Roaming robots have a new lair at Harvey Mudd. The Parsons Engineering Building basement houses the Lab for Autonomous and Intelligent Robotics (LAIR), which provides students with valuable research and experiential learning opportunities. But unlike other labs on campus, at the heart of the LAIR sits a large water tank, used as robot training space.
Directed by Professor of Engineering Christopher Clark, work at the LAIR focuses on multi-robot systems and their applications in the field. A $100,000 grant from the Hearst Foundation, combined with $26,000 from a previous National Science Foundation grant and about $10,000 in institutional funds, paid for the tank, a vision-based positioning system, associated computer technology, an observation platform and workspace.
Projects at the LAIR have included developing motion-planning algorithms that enable multiple autonomous underwater vehicles (AUVs) to model and track shark aggregations as well as developing a sonar-equipped remotely operated vehicle (ROV) to explore and map ancient cisterns and to collect video footage and sonar range measurements. In collaboration with faculty and students from Cal Poly San Luis Obispo and the University of Malta, Clark and his students develop underwater robots for use in mapping coastal shipwrecks and new technology for marine archaeology. Cal Poly’s 2017 International Computer Engineering Experience (ICEX) team (including Clark, Jeff Rutledge ’19 and Jane Wu ’18) will be in Malta this summer, deploying AUV systems for intelligent search, mapping and visualization of historic shipwrecks in the Mediterranean Sea.
The LAIR tank holds 5,400 gallons of filtered, chlorinated water. Built-in plumbing allows for draining and filling the tank if necessary, but the tank’s filtration system works well to keep the water clean and clear. Visible inside the tank is a robot obstacle course that students in the E80 Experimental Engineering class built for testing AUV navigation. Though the tank looks inviting, legal restrictions permit only swimming robots.
AUVs like this one are used for a variety of things, like tracking the migration patterns of leopard sharks and mapping underwater archaeological features. This AUV is equipped with a temperature sensor, Doppler velocity log (DVL) to measure speed with respect to the seafloor, pressure gauge, compass, GPS, acoustic modem and sonar. Powered by lithium ion batteries with a life of about 24 hours, the AUV uses the DVL and compass to determine where it is when it’s under water (and unable to receive GPS signals), an essential function when the vehicle has no human operator and is driving itself autonomously.

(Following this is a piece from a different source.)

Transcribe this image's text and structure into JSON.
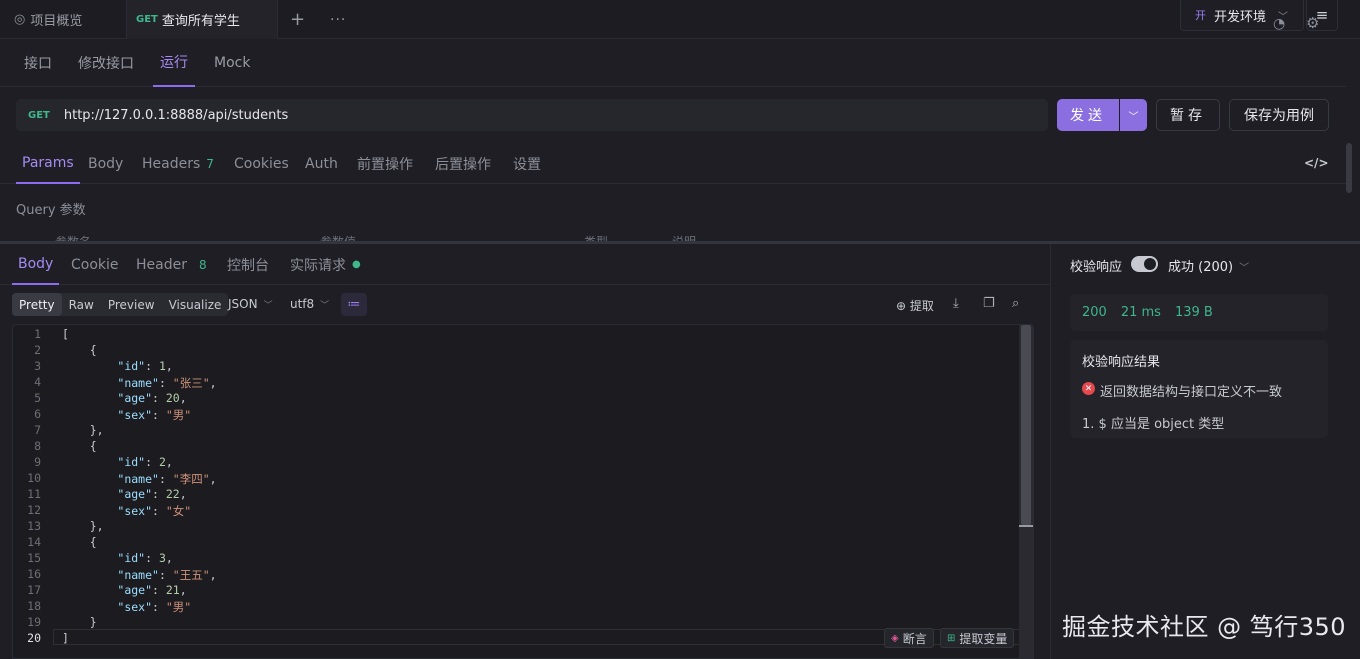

Jeff Rutledge ’19 spent the last two summers analyzing water quality data and programming basic numerical models for the United States Geological Service. More recently, he’s been working with other students to develop the AUV’s algorithms for detection of shipwrecks within sonar data. He’ll continue his research in Malta this summer.
Professor of Engineering Chris Clark runs the LAIR, which researches multi-robot applications including motion planning, localization, mapping, integration of social systems and control. Clark’s research projects include AUV shark tracking, cistern and shipwreck mapping, lava tube exploration, ROV squid tracking, altruistic robotics and multi-robot motion planning in confined spaces. Clark holds a “Flex” Fulbright Scholarship, which allows him to perform research during multiple short-term residencies abroad over a period of two to three years. Flex grants particularly facilitate international collaboration and long-term partnerships.
Vai Viswanathan ’17 and Eyassu Shimelis ’18 log in to the AUV through a laptop, which displays data and allows them to test sonar and perform preliminary testing and sensor calibration. Viswanathan conducted research in Malta as part of the 2016 ICEX team, along with Jessica Lupanow ’18 and Zayra Lobo ’18. Shimelis is part of the AUV shark tracking group that deploys cooperative teams of AUVs at Catalina Island.
This flat screen monitor is not a TV for the robots to watch while they lounge in the pool. It is used primarily during lab tours to show visiting groups of prospective students or elementary school kids examples of LAIR projects in the field. Part of Clark’s work as a Flex Fulbright Scholar is to engage with Harvey Mudd and the surrounding community by giving talks, acting as a mentor and participating in conferences and seminars.
Students in the E79 Introduction to Engineering class work in pairs to build sensor packages for ROVs, which they eventually test in the Bernard Field Station lake at the end of the semester. Students use this control box to send commands to ROVs through a tether. So far, 220 E79 students have built 110 ROVs.